OK so there is a fine line here. First off - data recovery is not cheap. And there is a reason for this. I recently did a 12.9 GB maxtor drive. This drive suffered from a failed head stack. We needed four donor drives to get all the parts we needed to rebuild the damaged drive and spent almost 5 hours till we got the drive rebuilt and recognized on the Deepspar imager. We then ran it round the clock on the imager from Monday afternoon till Friday afternoon and got a bit less than 97% of the surface imaged. The file structure was toast, so we ran XWays forensic software to scan and do the logical file recovery.
The problem is when the 'local computer shop' does data recovery. They probably run the same software you can buy for less than 100 bucks against the drive and call it recovered. This stuff is great if you have a functioning drive, but won't handle bad sectors like dedicated hardware imaging devices do (For example, the deepspar forensic edition imager is close to $5000). $300 for a recovery is CHEAP!

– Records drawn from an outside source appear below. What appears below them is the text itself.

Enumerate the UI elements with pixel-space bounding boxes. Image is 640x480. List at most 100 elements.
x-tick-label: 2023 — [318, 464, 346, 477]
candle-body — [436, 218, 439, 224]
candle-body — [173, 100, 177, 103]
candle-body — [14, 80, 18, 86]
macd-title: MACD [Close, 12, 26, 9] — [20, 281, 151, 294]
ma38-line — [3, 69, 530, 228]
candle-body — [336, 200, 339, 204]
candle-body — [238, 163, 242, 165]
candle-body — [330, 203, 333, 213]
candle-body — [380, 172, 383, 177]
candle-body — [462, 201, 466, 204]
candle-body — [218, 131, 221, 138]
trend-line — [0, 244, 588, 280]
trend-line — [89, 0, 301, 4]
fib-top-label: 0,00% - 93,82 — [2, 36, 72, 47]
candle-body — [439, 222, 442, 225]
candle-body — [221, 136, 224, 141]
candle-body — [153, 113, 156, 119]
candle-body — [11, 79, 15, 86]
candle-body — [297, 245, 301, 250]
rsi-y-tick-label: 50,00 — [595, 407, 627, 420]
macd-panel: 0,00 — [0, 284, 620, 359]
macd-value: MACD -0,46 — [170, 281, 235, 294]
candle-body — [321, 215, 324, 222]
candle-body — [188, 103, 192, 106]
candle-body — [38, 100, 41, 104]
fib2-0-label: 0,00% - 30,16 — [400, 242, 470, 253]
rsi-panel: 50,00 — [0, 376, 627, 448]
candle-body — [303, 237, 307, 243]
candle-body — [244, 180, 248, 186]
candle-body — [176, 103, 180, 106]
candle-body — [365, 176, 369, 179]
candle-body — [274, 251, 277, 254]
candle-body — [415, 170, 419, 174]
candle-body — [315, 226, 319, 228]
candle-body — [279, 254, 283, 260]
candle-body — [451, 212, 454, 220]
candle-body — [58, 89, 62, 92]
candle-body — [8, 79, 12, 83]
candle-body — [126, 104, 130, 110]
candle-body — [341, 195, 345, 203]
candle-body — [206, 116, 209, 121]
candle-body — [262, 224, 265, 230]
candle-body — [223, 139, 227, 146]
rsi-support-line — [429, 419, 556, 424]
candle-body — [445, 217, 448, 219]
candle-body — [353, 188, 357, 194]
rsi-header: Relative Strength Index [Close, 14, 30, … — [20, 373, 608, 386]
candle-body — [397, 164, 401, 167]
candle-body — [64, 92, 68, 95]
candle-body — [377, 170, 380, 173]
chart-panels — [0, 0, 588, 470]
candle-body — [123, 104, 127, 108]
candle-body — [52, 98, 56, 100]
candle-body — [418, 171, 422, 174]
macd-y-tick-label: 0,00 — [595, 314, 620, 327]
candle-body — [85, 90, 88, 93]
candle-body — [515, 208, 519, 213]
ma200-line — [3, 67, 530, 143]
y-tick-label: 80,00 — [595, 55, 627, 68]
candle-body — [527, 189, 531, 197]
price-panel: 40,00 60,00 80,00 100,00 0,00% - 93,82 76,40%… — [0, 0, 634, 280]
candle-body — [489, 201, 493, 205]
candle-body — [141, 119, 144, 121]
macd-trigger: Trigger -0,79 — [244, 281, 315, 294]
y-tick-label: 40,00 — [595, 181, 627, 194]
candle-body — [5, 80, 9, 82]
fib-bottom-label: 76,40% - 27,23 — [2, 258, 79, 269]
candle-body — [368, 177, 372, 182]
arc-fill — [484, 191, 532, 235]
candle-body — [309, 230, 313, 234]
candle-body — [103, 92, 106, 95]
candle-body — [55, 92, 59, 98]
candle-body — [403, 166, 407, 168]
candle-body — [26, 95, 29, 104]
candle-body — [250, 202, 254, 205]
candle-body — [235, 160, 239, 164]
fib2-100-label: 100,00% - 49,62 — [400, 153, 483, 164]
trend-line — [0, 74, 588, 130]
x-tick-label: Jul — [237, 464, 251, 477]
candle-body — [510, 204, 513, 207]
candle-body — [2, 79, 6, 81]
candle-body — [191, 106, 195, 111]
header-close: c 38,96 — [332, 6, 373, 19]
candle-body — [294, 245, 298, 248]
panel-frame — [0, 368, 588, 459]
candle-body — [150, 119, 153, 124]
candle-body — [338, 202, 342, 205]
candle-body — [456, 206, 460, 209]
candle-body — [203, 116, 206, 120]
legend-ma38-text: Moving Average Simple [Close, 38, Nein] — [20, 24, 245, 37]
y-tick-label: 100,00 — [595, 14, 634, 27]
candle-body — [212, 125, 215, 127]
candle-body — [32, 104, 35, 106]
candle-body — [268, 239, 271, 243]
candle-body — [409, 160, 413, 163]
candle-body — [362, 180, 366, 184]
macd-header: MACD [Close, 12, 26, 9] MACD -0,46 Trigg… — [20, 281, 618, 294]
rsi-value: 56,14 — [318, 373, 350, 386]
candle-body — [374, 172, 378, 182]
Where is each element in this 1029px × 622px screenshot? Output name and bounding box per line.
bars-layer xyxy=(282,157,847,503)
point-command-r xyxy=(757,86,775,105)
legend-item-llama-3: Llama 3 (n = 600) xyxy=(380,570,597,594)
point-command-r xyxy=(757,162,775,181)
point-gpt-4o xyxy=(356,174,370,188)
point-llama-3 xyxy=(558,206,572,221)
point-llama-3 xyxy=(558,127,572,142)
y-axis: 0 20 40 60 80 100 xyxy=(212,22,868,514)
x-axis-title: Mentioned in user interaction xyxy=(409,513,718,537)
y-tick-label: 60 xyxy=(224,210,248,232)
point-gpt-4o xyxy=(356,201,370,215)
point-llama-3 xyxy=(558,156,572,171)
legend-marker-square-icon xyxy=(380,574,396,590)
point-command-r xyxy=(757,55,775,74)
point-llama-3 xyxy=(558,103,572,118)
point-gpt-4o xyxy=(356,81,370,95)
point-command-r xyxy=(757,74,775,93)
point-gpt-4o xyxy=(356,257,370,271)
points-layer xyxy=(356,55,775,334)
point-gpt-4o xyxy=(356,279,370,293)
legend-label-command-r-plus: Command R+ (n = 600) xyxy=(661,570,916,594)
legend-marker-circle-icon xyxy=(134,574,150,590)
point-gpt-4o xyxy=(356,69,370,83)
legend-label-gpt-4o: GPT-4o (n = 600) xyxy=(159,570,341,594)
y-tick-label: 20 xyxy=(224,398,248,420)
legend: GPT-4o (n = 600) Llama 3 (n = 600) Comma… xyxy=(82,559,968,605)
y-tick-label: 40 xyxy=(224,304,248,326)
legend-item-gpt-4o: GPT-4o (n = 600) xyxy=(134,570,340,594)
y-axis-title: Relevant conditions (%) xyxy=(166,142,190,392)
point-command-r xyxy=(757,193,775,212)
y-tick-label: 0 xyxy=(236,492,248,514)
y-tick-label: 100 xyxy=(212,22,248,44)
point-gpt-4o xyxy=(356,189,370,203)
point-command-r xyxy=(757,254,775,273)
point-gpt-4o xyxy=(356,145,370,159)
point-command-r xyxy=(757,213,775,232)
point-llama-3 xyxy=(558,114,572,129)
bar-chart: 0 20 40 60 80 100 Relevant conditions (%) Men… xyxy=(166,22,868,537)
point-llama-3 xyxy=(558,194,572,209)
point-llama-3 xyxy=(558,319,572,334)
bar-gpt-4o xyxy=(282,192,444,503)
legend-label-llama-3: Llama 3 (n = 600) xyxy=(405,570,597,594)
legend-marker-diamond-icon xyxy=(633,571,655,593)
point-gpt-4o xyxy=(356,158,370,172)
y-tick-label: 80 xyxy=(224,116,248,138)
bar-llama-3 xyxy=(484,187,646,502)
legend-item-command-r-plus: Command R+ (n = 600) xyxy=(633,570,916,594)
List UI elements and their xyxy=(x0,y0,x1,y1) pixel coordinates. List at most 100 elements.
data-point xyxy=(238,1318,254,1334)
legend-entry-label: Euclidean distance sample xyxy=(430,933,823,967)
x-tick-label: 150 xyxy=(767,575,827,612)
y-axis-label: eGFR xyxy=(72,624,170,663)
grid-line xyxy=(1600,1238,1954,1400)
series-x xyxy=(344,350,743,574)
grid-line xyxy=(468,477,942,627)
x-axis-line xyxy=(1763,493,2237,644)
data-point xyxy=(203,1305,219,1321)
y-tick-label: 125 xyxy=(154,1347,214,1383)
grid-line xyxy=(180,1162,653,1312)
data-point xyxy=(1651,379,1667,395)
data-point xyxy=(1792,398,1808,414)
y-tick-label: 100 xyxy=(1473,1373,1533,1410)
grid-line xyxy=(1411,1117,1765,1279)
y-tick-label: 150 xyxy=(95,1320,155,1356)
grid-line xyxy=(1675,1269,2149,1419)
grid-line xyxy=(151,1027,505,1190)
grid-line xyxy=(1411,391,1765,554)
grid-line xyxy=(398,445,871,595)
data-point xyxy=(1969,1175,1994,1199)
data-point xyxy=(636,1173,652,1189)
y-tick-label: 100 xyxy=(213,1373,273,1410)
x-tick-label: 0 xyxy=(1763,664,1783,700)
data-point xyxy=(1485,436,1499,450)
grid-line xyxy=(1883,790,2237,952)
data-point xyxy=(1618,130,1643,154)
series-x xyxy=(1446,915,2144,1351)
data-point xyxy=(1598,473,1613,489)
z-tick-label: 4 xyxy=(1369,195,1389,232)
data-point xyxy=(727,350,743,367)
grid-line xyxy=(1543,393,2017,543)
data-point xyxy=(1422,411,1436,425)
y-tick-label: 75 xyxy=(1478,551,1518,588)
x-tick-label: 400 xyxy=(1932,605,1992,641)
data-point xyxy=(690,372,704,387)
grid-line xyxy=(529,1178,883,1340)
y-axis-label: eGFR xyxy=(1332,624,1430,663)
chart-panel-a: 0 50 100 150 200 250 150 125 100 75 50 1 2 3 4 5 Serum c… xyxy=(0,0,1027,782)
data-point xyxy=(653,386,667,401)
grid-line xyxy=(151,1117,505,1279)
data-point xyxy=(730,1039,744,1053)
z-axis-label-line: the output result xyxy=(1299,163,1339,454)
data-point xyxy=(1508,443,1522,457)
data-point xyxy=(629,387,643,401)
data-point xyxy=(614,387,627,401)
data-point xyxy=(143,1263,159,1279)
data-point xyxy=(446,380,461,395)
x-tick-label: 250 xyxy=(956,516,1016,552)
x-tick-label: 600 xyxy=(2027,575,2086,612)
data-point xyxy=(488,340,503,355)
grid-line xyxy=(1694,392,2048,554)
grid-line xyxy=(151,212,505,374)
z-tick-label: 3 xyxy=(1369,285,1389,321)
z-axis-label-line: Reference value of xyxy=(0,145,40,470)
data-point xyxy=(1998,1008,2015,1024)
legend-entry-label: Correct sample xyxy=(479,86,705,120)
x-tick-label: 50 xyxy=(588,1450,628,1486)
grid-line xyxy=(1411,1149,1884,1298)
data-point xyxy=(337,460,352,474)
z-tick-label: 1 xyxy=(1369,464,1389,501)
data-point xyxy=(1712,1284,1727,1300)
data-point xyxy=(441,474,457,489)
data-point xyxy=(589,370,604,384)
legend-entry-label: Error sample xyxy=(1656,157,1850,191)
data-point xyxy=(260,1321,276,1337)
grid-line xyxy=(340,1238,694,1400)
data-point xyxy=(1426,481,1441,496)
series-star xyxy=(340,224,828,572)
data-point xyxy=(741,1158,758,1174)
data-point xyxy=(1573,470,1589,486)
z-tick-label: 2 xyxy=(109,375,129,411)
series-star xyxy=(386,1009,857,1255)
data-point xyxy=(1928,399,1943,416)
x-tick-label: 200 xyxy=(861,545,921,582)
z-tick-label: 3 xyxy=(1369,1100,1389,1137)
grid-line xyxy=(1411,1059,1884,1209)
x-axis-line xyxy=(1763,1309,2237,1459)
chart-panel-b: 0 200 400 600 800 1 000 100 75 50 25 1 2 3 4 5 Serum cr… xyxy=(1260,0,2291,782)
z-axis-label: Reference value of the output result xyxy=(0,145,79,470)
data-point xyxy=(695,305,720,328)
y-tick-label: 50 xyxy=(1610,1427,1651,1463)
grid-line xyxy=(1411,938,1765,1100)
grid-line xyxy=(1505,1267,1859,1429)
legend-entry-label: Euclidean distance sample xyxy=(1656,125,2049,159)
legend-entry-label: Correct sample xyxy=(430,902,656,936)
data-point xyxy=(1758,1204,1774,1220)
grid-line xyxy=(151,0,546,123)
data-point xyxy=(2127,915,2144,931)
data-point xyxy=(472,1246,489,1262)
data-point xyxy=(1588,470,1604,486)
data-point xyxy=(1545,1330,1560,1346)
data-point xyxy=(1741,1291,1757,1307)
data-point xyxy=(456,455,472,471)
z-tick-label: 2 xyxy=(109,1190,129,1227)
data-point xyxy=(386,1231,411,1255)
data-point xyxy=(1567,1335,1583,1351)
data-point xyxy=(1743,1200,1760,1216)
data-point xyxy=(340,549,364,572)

Also most people want to know what it is going to cost them before they send their drive for recovery, so the DR industry has come up with the 'fixed price senario'. Two ways to do that. Assume that some jobs you will lose money, some you will make money and go for an average. The other is to set your price, and only go to a certain level. Drives beyond that level are called unrecoverable. The average local computer shop probably doesn't do enough high end recoveries to justify the cost of clean room, tools, and the reasearch that goes into a physical recovery, or even the expense of the more difficult logical recoveries ( SA area or firmware corruption, bad translator table, bad p-list or g-list.)
You can also run into parts issues. I have a 60 GB 2.5 in Hitachi drive with a bad logic board sitting on the bench. I'm still looking for a compatible donor drive. While I have 7 of these same drives in stock - none of them look to be a good match. I've found 2 matching drives from a vendor, at a cost of $180.00 each. Why? They know it is for a data recovery because I had multiple identificatin numbers on the drive that had to match. Normally a board swap is a pretty easy recovery, assuming no other dmage has occurred to internal components. I was able to get the drive to spin up with one of the boars I have, but untill I ge the correct board, I can't even be 100% certain the spindle motor is good. If the board failed while the drive was running, then there is a potential there was head or platter damage, but again, until I have a running drive, I can't be certain. Now since this drive is for my boss's cousin, it is not a high priority job, I can look further for the parts. But if it was for a customer who needed their data ASAP, then I would have pretty much had to go for the $180 dollar drives, and they were still not exact matches.
Hopefully this explains a bit why recovery can be such an expensive proposition. Regular backups of your data is a WHOLE heck of a lot cheaper!